両手に持っていた荷物も関原が倒れるなり床の上で横に転げて、一番上に乗っかっていた菓子の袋が下に落っこちた。
「涼君、眠るのは構いませんが、まずは部屋着に着替えて、ベッドに向かってはいかがでしょうか? 硬くて冷たいフローリングの上では体を痛めますよ」
落ちた菓子を袋に詰め直し、生鮮食品の入った袋を台所の方まで運ぶムニエルが、関原に声をかける。
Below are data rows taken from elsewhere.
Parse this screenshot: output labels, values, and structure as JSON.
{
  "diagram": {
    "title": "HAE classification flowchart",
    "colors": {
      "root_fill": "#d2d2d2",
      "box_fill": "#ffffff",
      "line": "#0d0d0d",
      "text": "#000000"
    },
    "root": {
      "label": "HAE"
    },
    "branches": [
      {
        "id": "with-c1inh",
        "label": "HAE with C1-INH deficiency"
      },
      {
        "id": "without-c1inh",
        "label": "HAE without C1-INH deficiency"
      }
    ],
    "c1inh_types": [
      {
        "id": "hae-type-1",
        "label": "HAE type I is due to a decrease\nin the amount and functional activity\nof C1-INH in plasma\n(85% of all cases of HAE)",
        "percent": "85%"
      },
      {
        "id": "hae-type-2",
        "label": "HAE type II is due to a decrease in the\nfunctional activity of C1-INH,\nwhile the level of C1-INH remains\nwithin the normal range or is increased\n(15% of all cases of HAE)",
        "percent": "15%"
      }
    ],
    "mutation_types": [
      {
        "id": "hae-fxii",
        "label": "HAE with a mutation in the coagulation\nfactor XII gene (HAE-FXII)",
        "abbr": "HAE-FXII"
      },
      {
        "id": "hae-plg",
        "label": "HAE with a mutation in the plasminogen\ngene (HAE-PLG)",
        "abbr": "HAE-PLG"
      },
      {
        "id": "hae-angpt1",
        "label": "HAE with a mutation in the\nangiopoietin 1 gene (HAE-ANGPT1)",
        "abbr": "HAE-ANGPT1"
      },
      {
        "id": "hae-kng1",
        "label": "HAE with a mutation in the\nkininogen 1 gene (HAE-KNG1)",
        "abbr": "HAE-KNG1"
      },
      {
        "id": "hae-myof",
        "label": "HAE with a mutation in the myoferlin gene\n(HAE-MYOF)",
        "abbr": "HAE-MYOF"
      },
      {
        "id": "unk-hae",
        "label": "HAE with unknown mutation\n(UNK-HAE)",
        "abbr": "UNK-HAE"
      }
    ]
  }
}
しかし、関原はムニエルの言葉を聞くと、力なく無言で首を横に振った。
「憎まれ口も叩かないとは、随分とお疲れですね」
「誰のせいだと思ってんだ」
うつぶせになったまま、関原が忌々しげに口を開く。
「まあ、迷子を届けた疲労なので……元をたどれば私のせい、でしょうか?」
「迷子自体は別に構わないけどよ、運んでる時の話だよ」
はて? と首を傾げるムニエルに対し、関原がうんざりとため息を吐いた。
「お前、本当に分かってねぇのか? ただ迷子の面倒見てやっただけで、人のこと、偉いだの良い子だの褒めちぎりやがって」
「だって、泣きそうな女の子の頭撫でてるの、いい子だな~って。それに、ご両親が来るまで付き添ってあげていたのも素敵でしたよ」
「アイツが俺の裾を掴んだまま放さなかったから、仕方なく近くにいただけだよ。それだけのことで、あんなに褒めること無いだろ」
ニコニコと笑うムニエルに、関原がなおも不満を募らせる。
すると、ムニエルもムッとしたように唇を尖らせた。
「褒めることの何がいけないんですか。大体の人間は、褒められることが好きなんじゃないんですか? 私が面倒見てきた子達は、ご飯が食べられたとか、早起きできたとか、おやつの食べ過ぎを我慢できたとか、そういう些細なことでも、たくさん褒めれば、ものすごく喜んでくれてましたよ」
「それは、時と場合と褒め方によるだろ。恥ずかしかったんだよ。サービスセンターのお姉さんにも、『お兄さん、熱でもあります? 耳、赤いですよ』って言われたし。絶対不審者レベル上がった。ただの不審者から、真っ赤な顔で子供の手を引く変態不審者に成り下がった!」
今、思い出しても恥ずかしくなってしまったのだろう。
関原は数刻前のように耳を赤く染めると、モダモダと床の上でもがき始めた。
そんな関原をムニエルが上からキュッと抱き締めて、優しく頭を撫でる。
「恥ずかしがることじゃないですよ~。今日の涼君は本当に、良い子、良い子でしたから」
「そういうの、マジでやめろ」
良い子、良い子と微笑むムニエルの手を嫌そうに振り払うと、関原は彼女からそっぽ向いて、眉根を寄せたまま不機嫌に目を閉じた。
迷子の応対、以前にバイト先で一回だけしたことがあります。